La aplicación también incorpora herramientas que simplifican la gestión cotidiana. Permite solicitar autorizaciones, seguir el estado de los reintegros, consultar el historial de atenciones, visualizar el registro de vacunas y reservar un lugar en las guardias de clínicas y centros médicos propios mediante Guardia Ágil, reduciendo tiempos de espera. Además, ofrece e-consultas en especialidades como clínica médica, pediatría, neonatología y puericultura, brindando una alternativa para resolver determinadas situaciones sin necesidad de asistir de manera presencial.
Más allá de las funcionalidades disponibles, la digitalización empieza a convertirse en un atributo que influye en la experiencia de los usuarios. Poder concentrar desde una misma aplicación la mayoría de las gestiones vinculadas con la atención médica simplifica el acceso a la cobertura, reduce tiempos administrativos y facilita el seguimiento de consultas, estudios y tratamientos.
Una expectativa que ya forma parte de la experiencia del paciente
Así como hoy resulta habitual realizar operaciones bancarias desde un teléfono o gestionar trámites públicos por internet, cada vez más pacientes esperan resolver cuestiones vinculadas con su atención médica mediante herramientas similares.

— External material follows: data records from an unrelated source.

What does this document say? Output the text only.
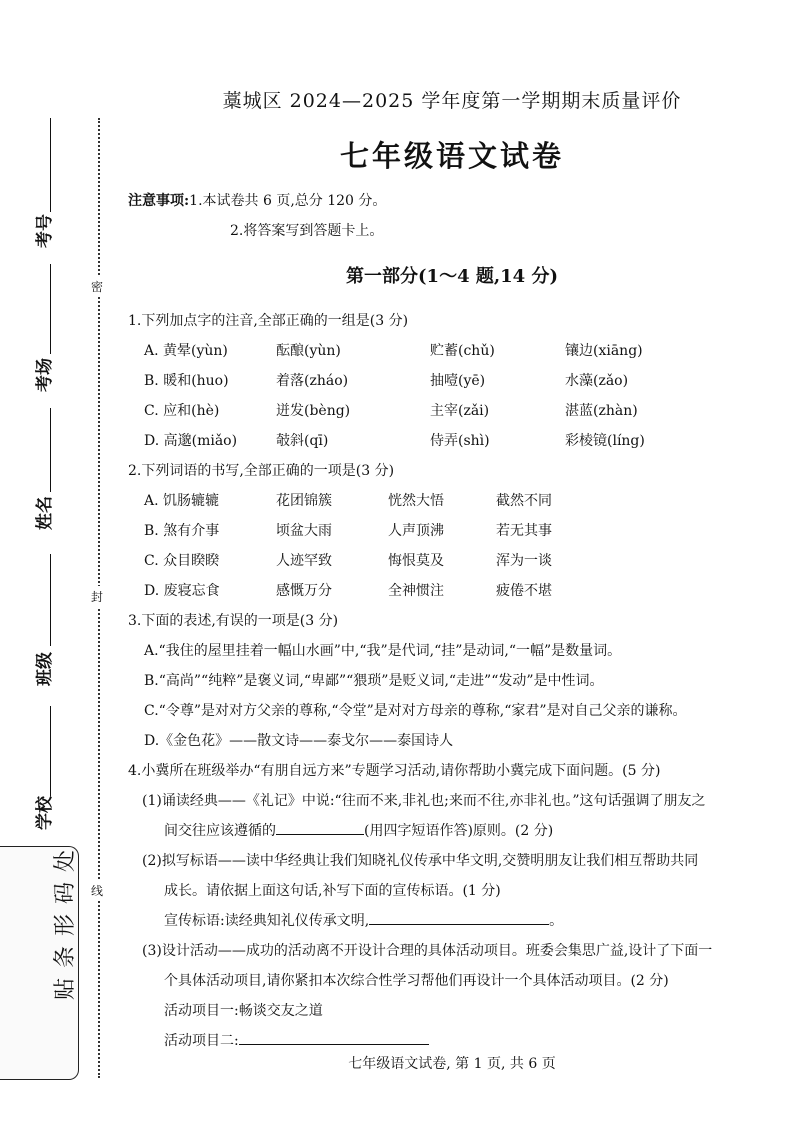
考号
考场
姓名
班级
学校
密
封
线
贴条形码处
藁城区 2024—2025 学年度第一学期期末质量评价
七年级语文试卷
注意事项:1.本试卷共 6 页,总分 120 分。
2.将答案写到答题卡上。
第一部分(1～4 题,14 分)
1.下列加点字的注音,全部正确的一组是(3 分)
A. 黄晕(yùn)	酝酿(yùn)	贮蓄(chǔ)	镶边(xiāng)
B. 暖和(huo)	着落(zháo)	抽噎(yē)	水藻(zǎo)
C. 应和(hè)	迸发(bèng)	主宰(zǎi)	湛蓝(zhàn)
D. 高邈(miǎo)	攲斜(qī)	侍弄(shì)	彩棱镜(líng)
2.下列词语的书写,全部正确的一项是(3 分)
A. 饥肠辘辘	花团锦簇	恍然大悟	截然不同
B. 煞有介事	顷盆大雨	人声顶沸	若无其事
C. 众目睽睽	人迹罕致	悔恨莫及	浑为一谈
D. 废寝忘食	感慨万分	全神惯注	疲倦不堪
3.下面的表述,有误的一项是(3 分)
A.“我住的屋里挂着一幅山水画”中,“我”是代词,“挂”是动词,“一幅”是数量词。
B.“高尚”“纯粹”是褒义词,“卑鄙”“猥琐”是贬义词,“走进”“发动”是中性词。
C.“令尊”是对对方父亲的尊称,“令堂”是对对方母亲的尊称,“家君”是对自己父亲的谦称。
D.《金色花》——散文诗——泰戈尔——泰国诗人
4.小冀所在班级举办“有朋自远方来”专题学习活动,请你帮助小冀完成下面问题。(5 分)
(1)诵读经典——《礼记》中说:“往而不来,非礼也;来而不往,亦非礼也。”这句话强调了朋友之
间交往应该遵循的	(用四字短语作答)原则。(2 分)
(2)拟写标语——读中华经典让我们知晓礼仪传承中华文明,交赞明朋友让我们相互帮助共同
成长。请依据上面这句话,补写下面的宣传标语。(1 分)
宣传标语:读经典知礼仪传承文明,	。
(3)设计活动——成功的活动离不开设计合理的具体活动项目。班委会集思广益,设计了下面一
个具体活动项目,请你紧扣本次综合性学习帮他们再设计一个具体活动项目。(2 分)
活动项目一:畅谈交友之道
活动项目二:
七年级语文试卷, 第 1 页, 共 6 页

La evolución tecnológica continúa ampliando esas posibilidades. Nuevos sistemas de seguimiento remoto, plataformas de comunicación más integradas y aplicaciones con mayores funcionalidades anticipan un modelo en el que la atención presencial convivirá, cada vez con mayor naturalidad, con servicios digitales diseñados para acompañar al paciente antes, durante y después de cada consulta.